Back planted firmly against a metal locker, the young man stared intently at the hustle and bustle of the Kellam High School hallway. The freshman’s blue eyes were focused and calm and a shy smile stretched across his face. With a quick flick of the wrist he swept his tousled brown hair over his forehead then extended an arm for a firm, fast handshake.
Don’t let Will Sexton’s unassuming nature fool you. He may be modest, but he is mighty. At 14, he has big ideas about how to change the world and has already started to make his mark on it.
“I feel a passion to stand up for what I believe in and to help inspire that passion in others,” Sexton said. “I want to make a difference in my own way and remind others about the importance of being true to themselves and to each other. If just one person starts to think a little differently, then I have accomplished my goal.”

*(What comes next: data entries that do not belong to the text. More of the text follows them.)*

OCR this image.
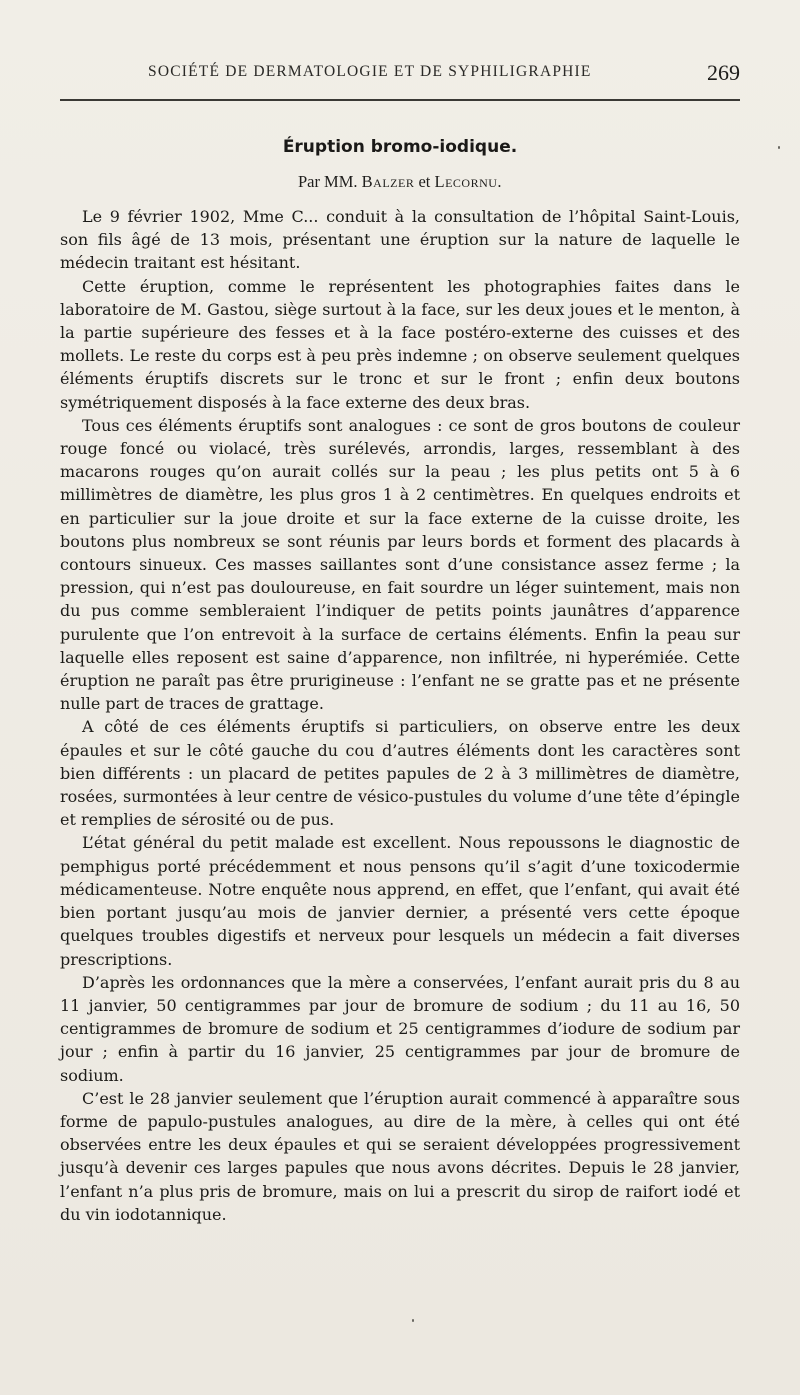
SOCIÉTÉ DE DERMATOLOGIE ET DE SYPHILIGRAPHIE	269
Éruption bromo-iodique.
Par MM. Balzer et Lecornu.

Le 9 février 1902, Mme C... conduit à la consultation de l’hôpital Saint-Louis, son fils âgé de 13 mois, présentant une éruption sur la nature de laquelle le médecin traitant est hésitant.

Cette éruption, comme le représentent les photographies faites dans le laboratoire de M. Gastou, siège surtout à la face, sur les deux joues et le menton, à la partie supérieure des fesses et à la face postéro-externe des cuisses et des mollets. Le reste du corps est à peu près indemne ; on observe seulement quelques éléments éruptifs discrets sur le tronc et sur le front ; enfin deux boutons symétriquement disposés à la face externe des deux bras.

Tous ces éléments éruptifs sont analogues : ce sont de gros boutons de couleur rouge foncé ou violacé, très surélevés, arrondis, larges, ressemblant à des macarons rouges qu’on aurait collés sur la peau ; les plus petits ont 5 à 6 millimètres de diamètre, les plus gros 1 à 2 centimètres. En quelques endroits et en particulier sur la joue droite et sur la face externe de la cuisse droite, les boutons plus nombreux se sont réunis par leurs bords et forment des placards à contours sinueux. Ces masses saillantes sont d’une consistance assez ferme ; la pression, qui n’est pas douloureuse, en fait sourdre un léger suintement, mais non du pus comme sembleraient l’indiquer de petits points jaunâtres d’apparence purulente que l’on entrevoit à la surface de certains éléments. Enfin la peau sur laquelle elles reposent est saine d’apparence, non infiltrée, ni hyperémiée. Cette éruption ne paraît pas être prurigineuse : l’enfant ne se gratte pas et ne présente nulle part de traces de grattage.

A côté de ces éléments éruptifs si particuliers, on observe entre les deux épaules et sur le côté gauche du cou d’autres éléments dont les caractères sont bien différents : un placard de petites papules de 2 à 3 millimètres de diamètre, rosées, surmontées à leur centre de vésico-pustules du volume d’une tête d’épingle et remplies de sérosité ou de pus.

L’état général du petit malade est excellent. Nous repoussons le diagnostic de pemphigus porté précédemment et nous pensons qu’il s’agit d’une toxicodermie médicamenteuse. Notre enquête nous apprend, en effet, que l’enfant, qui avait été bien portant jusqu’au mois de janvier dernier, a présenté vers cette époque quelques troubles digestifs et nerveux pour lesquels un médecin a fait diverses prescriptions.

D’après les ordonnances que la mère a conservées, l’enfant aurait pris du 8 au 11 janvier, 50 centigrammes par jour de bromure de sodium ; du 11 au 16, 50 centigrammes de bromure de sodium et 25 centigrammes d’iodure de sodium par jour ; enfin à partir du 16 janvier, 25 centigrammes par jour de bromure de sodium.

C’est le 28 janvier seulement que l’éruption aurait commencé à apparaître sous forme de papulo-pustules analogues, au dire de la mère, à celles qui ont été observées entre les deux épaules et qui se seraient développées progressivement jusqu’à devenir ces larges papules que nous avons décrites. Depuis le 28 janvier, l’enfant n’a plus pris de bromure, mais on lui a prescrit du sirop de raifort iodé et du vin iodotannique.
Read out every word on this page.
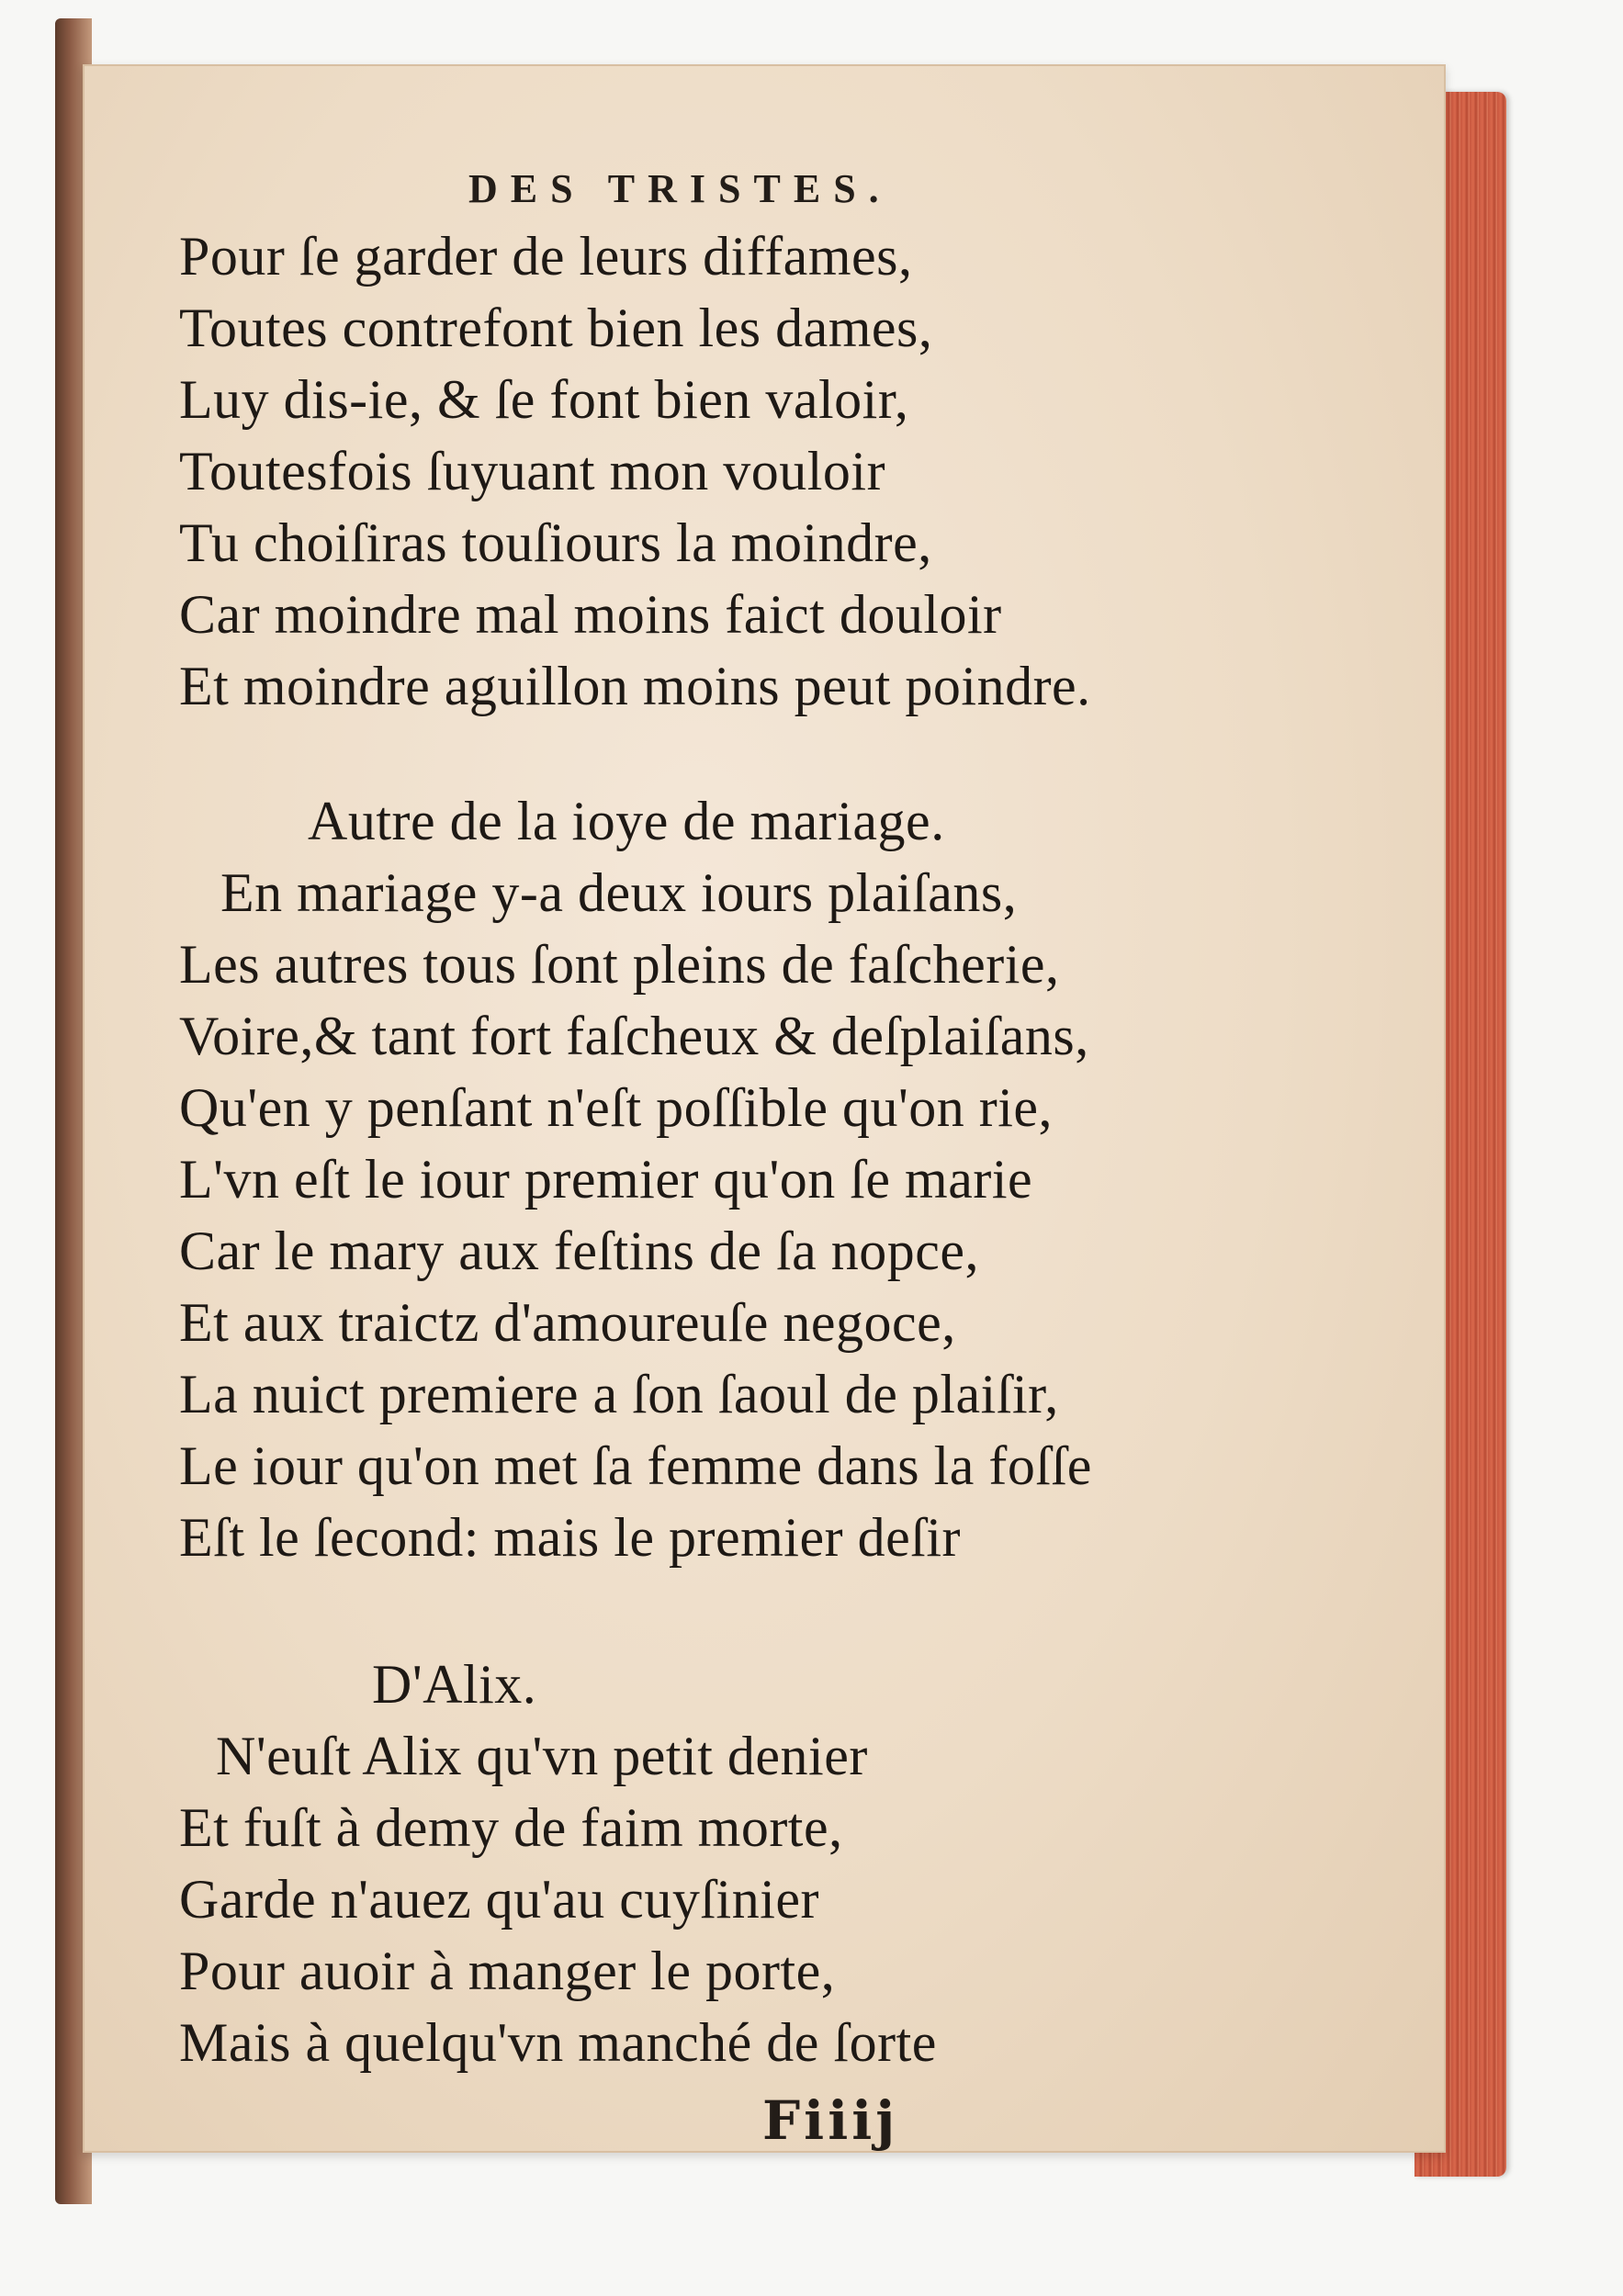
DES TRISTES.
Pour ſe garder de leurs diffames,
Toutes contrefont bien les dames,
Luy dis-ie, & ſe font bien valoir,
Toutesfois ſuyuant mon vouloir
Tu choiſiras touſiours la moindre,
Car moindre mal moins faict douloir
Et moindre aguillon moins peut poindre.
Autre de la ioye de mariage.
En mariage y-a deux iours plaiſans,
Les autres tous ſont pleins de faſcherie,
Voire,& tant fort faſcheux & deſplaiſans,
Qu'en y penſant n'eſt poſſible qu'on rie,
L'vn eſt le iour premier qu'on ſe marie
Car le mary aux feſtins de ſa nopce,
Et aux traictz d'amoureuſe negoce,
La nuict premiere a ſon ſaoul de plaiſir,
Le iour qu'on met ſa femme dans la foſſe
Eſt le ſecond: mais le premier deſir
D'Alix.
N'euſt Alix qu'vn petit denier
Et fuſt à demy de faim morte,
Garde n'auez qu'au cuyſinier
Pour auoir à manger le porte,
Mais à quelqu'vn manché de ſorte
Fiiij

Sexton’s goal is to help shift fellow teenagers’ thought processes about the importance of using small acts of kindness to stamp out bullying, discrimination and school violence. It is a mission he accepted after joining the Rachel’s Challenge program at Princess Anne Middle when he was in sixth-grade.
Rachel’s Challenge is a program that addresses issues such as bullying and student isolation. The program is named for Rachel Scott, the first student to die in the Columbine High School shootings, and teaches the philosophies by which Rachel lived. For Sexton, it was call to action.
“Students hear counselors talk about bullying and they roll their eyes or tune it out,” he said. “When they hear another student talk about it, sometimes they start to listen a little more closely because not many kids are brave enough to step forward and tell people what they are doing is wrong.”
But being that brave student hasn’t always been easy for Sexton.
He learned early on that being dedicated to the work of Rachel’s Challenge meant standing out from the crowd —something not always well-received in middle school. In seventh-grade he spoke to a group of 250 eighth-graders about bullying and was nearly booed off stage. Embarrassed and discouraged, it was enough to make him consider giving up the work. But then a persistent voice inside Sexton’s head kept posing a question that has since become his daily mantra:
“If I don’t, who will?”
The answer was as clear as the writing on his “I will…” T-shirt and spurred a movement at Princess Anne Middle the likes of which Alex Bergren, the school’s principal, has never seen.
“It is a rare middle school student who has the courage to be himself and stand for what’s right, no matter what is popular or what peers might think,” said Bergren. “Will is both humble and determined, and uncommonly dedicated to being the best person he can be, and to treating others with kindness and acceptance. The culture change that has happened at PAMS with regard to bullying and other negative behaviors is thanks in no small part to him.”
Sexton challenged his fellow classmates to take on new community service initiatives, to respect each other and to always strive to be the best version of themselves. The Princess Anne Middle student body raised money for disaster relief, hosted anti-bullying rallies and events and developed Rachel’s Challenge into a strong program with a solid foundation.
Sexton recently caught the attention of the Superintendent of Norfolk Public Schools and was invited to conduct a training session at the city’s Northside Middle School to help form a Rachel’s Challenge program at the school. Undaunted, Sexton trained a new group of middle school students on how to use and spread the Rachel’s Challenge philosophy.
Still, he believes his work is far from done.
At Kellam, Rachel’s Challenge will continue to be a top priority for him, as well as living by the values of the program.
Sexton is just beginning to explore what he might want to do after graduation— be it teaching, public speaking or even working for a nonprofit organization. The one thing he is certain of is that his career path of choice won’t ever keep him chained to a desk.
“Sitting in an office, waiting for things to happen, that just isn’t me,” Sexton said. “Whatever job I decide on will have to involve helping the community because I want to do something that has more meaning and value than just the money it puts in my pocket.”
Compass Keeper Q&A:
What is your favorite subject in school? Why?
“I love English, really any of the liberal arts. Writing is a way to explore your personal philosophies and to reflect on your values.”
What is your pet peeve?
“Bullying above all else. There is a fine line between teasing, joking and bullying and the real bullying makes me grind my teeth.”
What is your weakness?
“I don’t have enough confidence, sometimes not enough in myself and sometimes not enough in others. There are times when I want to take over and do everything myself and I have to learn to let go a little and let others.”
What do you like to watch on television?
“My favorite shows are comedies, things that make you laugh. I love The Middle and Modern Family.”
What is your favorite kind of music?
“I like music from the 60’s, 70’s and 80’s.”